Por conta desse entendimento, essa política ficou consolidada como A política de retificação dos ambientes de discussão, como se ela desse conta de corrigir todos os desequilíbrios da relação de co-existência de homens e mulheres no âmbito político. Óbvio, essa consolidação está relacionada diretamente ao que eu falei acima; nós só precisamos de retificação no debate de sexo porque esse é o único que vamos travar.
Agora, por exemplo, quando um homem age de forma desnecessariamente incisiva e agressiva com uma mulher num debate sobre a revolução cubana, se ele demonstra um paternalismo sutil e impaciente, a mulher muitas vezes sequer tem ferramentas para nomear essa violência, quanto menos um mecanismo de proteção bem estabelecido nesse meio ao qual ela pode recorrer. Ela fica a própria sorte – se conseguir articular, sozinha, seu próprio desconforto e acuamento, entender que aquilo é resultado da violência que sofreu, entender o que é aquela violência, de onde ela vem, para onde ela vai, se sentir segura o suficiente para vocalizar todos esses entendimentos e der a sorte de estar cercada de companheiras e companheiros que compreendam tudo que ela diz e decidam vocalizar seu apoio, ai então, talvez, aquela injustiça pontual será corrigida – o que também não garante que ela vá ser corrigida se isso acontecer de novo amanhã, em uma discussão sobre a revolução russa.

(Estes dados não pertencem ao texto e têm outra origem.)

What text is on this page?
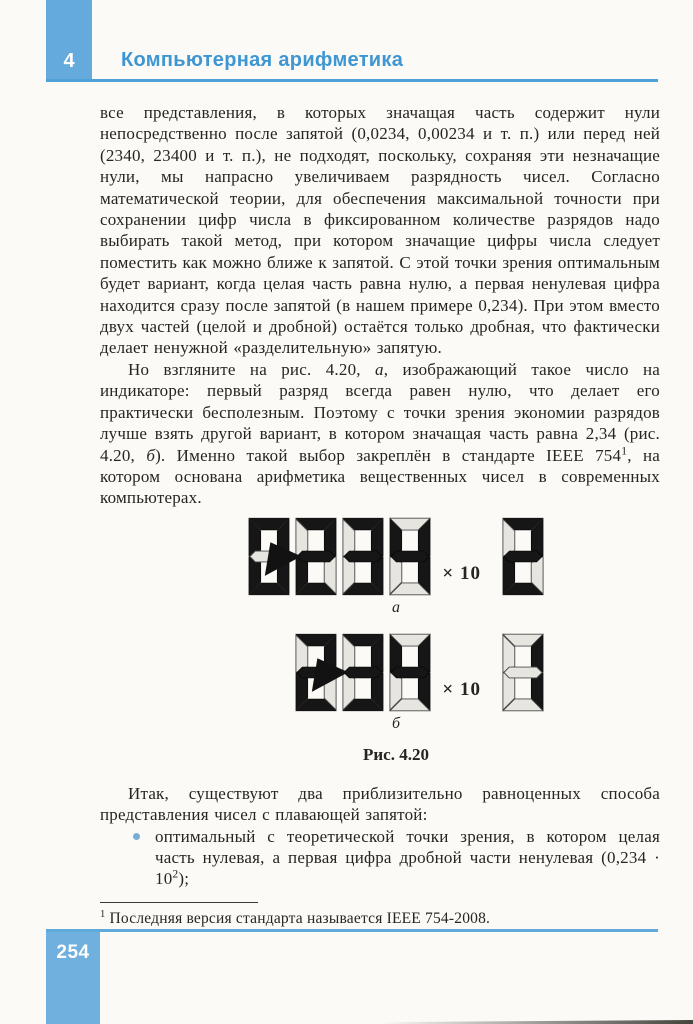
4 Компьютерная арифметика

все представления, в которых значащая часть содержит нули непосредственно после запятой (0,0234, 0,00234 и т. п.) или перед ней (2340, 23400 и т. п.), не подходят, поскольку, сохраняя эти незначащие нули, мы напрасно увеличиваем разрядность чисел. Согласно математической теории, для обеспечения максимальной точности при сохранении цифр числа в фиксированном количестве разрядов надо выбирать такой метод, при котором значащие цифры числа следует поместить как можно ближе к запятой. С этой точки зрения оптимальным будет вариант, когда целая часть равна нулю, а первая ненулевая цифра находится сразу после запятой (в нашем примере 0,234). При этом вместо двух частей (целой и дробной) остаётся только дробная, что фактически делает ненужной «разделительную» запятую.

Но взгляните на рис. 4.20, а, изображающий такое число на индикаторе: первый разряд всегда равен нулю, что делает его практически бесполезным. Поэтому с точки зрения экономии разрядов лучше взять другой вариант, в котором значащая часть равна 2,34 (рис. 4.20, б). Именно такой выбор закреплён в стандарте IEEE $754^1$, на котором основана арифметика вещественных чисел в современных компьютерах.

× 10
а
× 10
б
Рис. 4.20

Итак, существуют два приблизительно равноценных способа представления чисел с плавающей запятой:

оптимальный с теоретической точки зрения, в котором целая часть нулевая, а первая цифра дробной части ненулевая $(0,234 \cdot 10^2)$;

$^1$ Последняя версия стандарта называется IEEE 754-2008.

254
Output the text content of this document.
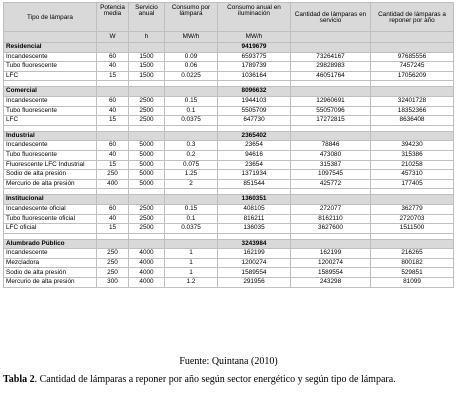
Tipo de lámpara	Potencia media	Servicio anual	Consumo por lámpara	Consumo anual en iluminación	Cantidad de lámparas en servicio	Cantidad de lámparas a reponer por año
	W	h	MW/h	MW/h		
Residencial				9419679		
Incandescente	60	1500	0.09	6593775	73264167	97685556
Tubo fluorescente	40	1500	0.06	1789739	29828983	7457245
LFC	15	1500	0.0225	1036164	46051764	17056209

Comercial				8096632		
Incandescente	60	2500	0.15	1944103	12960691	32401728
Tubo fluorescente	40	2500	0.1	5505709	55057096	18352366
LFC	15	2500	0.0375	647730	17272815	8636408

Industrial				2365402		
Incandescente	60	5000	0.3	23654	78846	394230
Tubo fluorescente	40	5000	0.2	94616	473080	315386
Fluorescente LFC Industrial	15	5000	0.075	23654	315387	210258
Sodio de alta presión	250	5000	1.25	1371934	1097545	457310
Mercurio de alta presión	400	5000	2	851544	425772	177405

Institucional				1360351		
Incandescente oficial	60	2500	0.15	408105	272077	362779
Tubo fluorescente oficial	40	2500	0.1	816211	8162110	2720703
LFC oficial	15	2500	0.0375	136035	3627600	1511500

Alumbrado Público				3243984		
Incandescente	250	4000	1	162199	162199	216265
Mezcladora	250	4000	1	1200274	1200274	800182
Sodio de alta presión	250	4000	1	1589554	1589554	529851
Mercurio de alta presión	300	4000	1.2	291956	243298	81099
Fuente: Quintana (2010)
Tabla 2. Cantidad de lámparas a reponer por año según sector energético y según tipo de lámpara.
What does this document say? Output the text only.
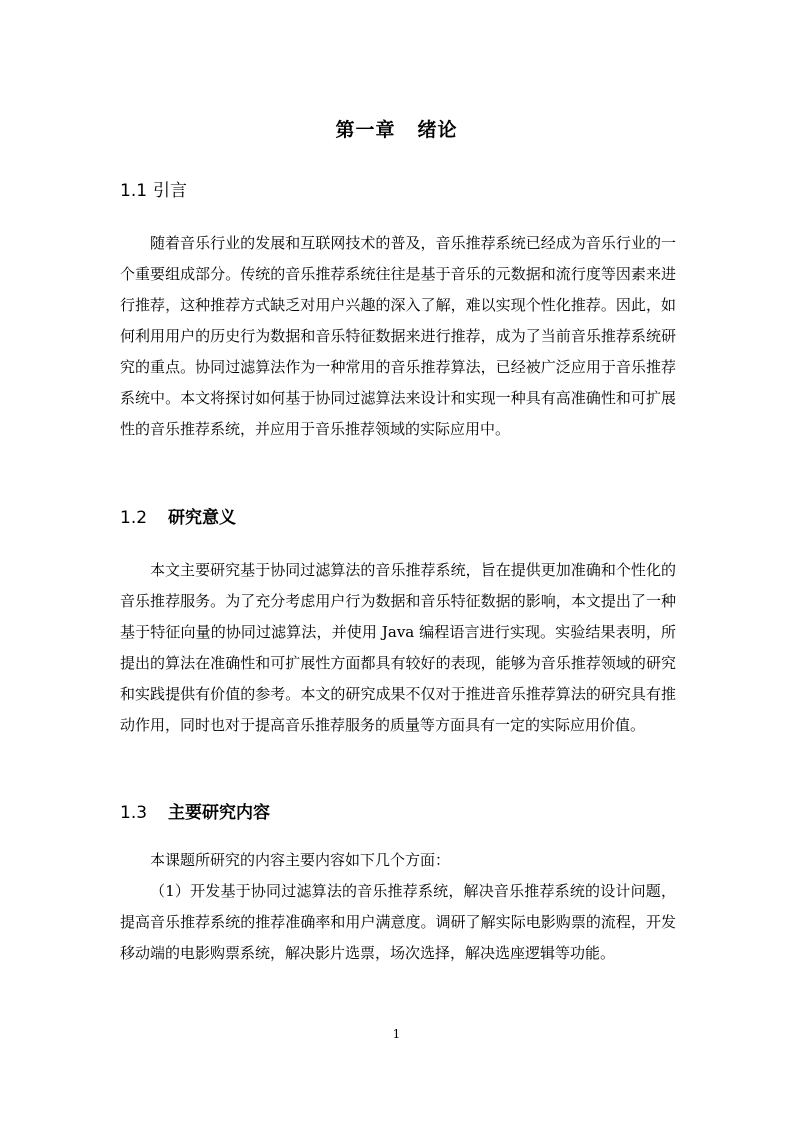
第一章 绪论
1.1 引言
随着音乐行业的发展和互联网技术的普及，音乐推荐系统已经成为音乐行业的一个重要组成部分。传统的音乐推荐系统往往是基于音乐的元数据和流行度等因素来进行推荐，这种推荐方式缺乏对用户兴趣的深入了解，难以实现个性化推荐。因此，如何利用用户的历史行为数据和音乐特征数据来进行推荐，成为了当前音乐推荐系统研究的重点。协同过滤算法作为一种常用的音乐推荐算法，已经被广泛应用于音乐推荐系统中。本文将探讨如何基于协同过滤算法来设计和实现一种具有高准确性和可扩展性的音乐推荐系统，并应用于音乐推荐领域的实际应用中。
1.2 研究意义
本文主要研究基于协同过滤算法的音乐推荐系统，旨在提供更加准确和个性化的音乐推荐服务。为了充分考虑用户行为数据和音乐特征数据的影响，本文提出了一种基于特征向量的协同过滤算法，并使用 Java 编程语言进行实现。实验结果表明，所提出的算法在准确性和可扩展性方面都具有较好的表现，能够为音乐推荐领域的研究和实践提供有价值的参考。本文的研究成果不仅对于推进音乐推荐算法的研究具有推动作用，同时也对于提高音乐推荐服务的质量等方面具有一定的实际应用价值。
1.3 主要研究内容
本课题所研究的内容主要内容如下几个方面：
（1）开发基于协同过滤算法的音乐推荐系统，解决音乐推荐系统的设计问题，提高音乐推荐系统的推荐准确率和用户满意度。调研了解实际电影购票的流程，开发移动端的电影购票系统，解决影片选票，场次选择，解决选座逻辑等功能。
1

Nesse sentido, em específico, a política do lugar de fala, que parece, no seu uso no debate de sexo, ser uma política de garra e auto-determinação das mulheres, é na realidade uma armadilha que garante que a mulher permaneça mansa - se a política fosse um almoço de familia, o movimento feminista estaria agora se sentindo muito feliz e poderoso porque os adultos nos deixaram gerir a mesinha das crianças, com seus copinhos de plástico e a faquinhas sem serra.
DAS PROPOSIÇÕES
Requer um pouco de prepotência escrever um ensaio, mas não pretendo extrapolar isso sugerindo que tenho todas as soluções pro problema que busquei trazer. Também não me sentiria confortável de problematizar uma política como essa sem ser minimamente propositiva. Então, de forma bastante objetiva, queria sugerir alguns caminhos. Meu entendimento é que essa política costuma ser aplicada em seis instâncias diferentes - por vaidade, por ressentimento, por defesa, por falta de conhecimento para rebater um argumento, por inabilidade de articular argumentos a partir de saberes empíricos, pelo entendimento de que o protagonismo esta sendo atacado.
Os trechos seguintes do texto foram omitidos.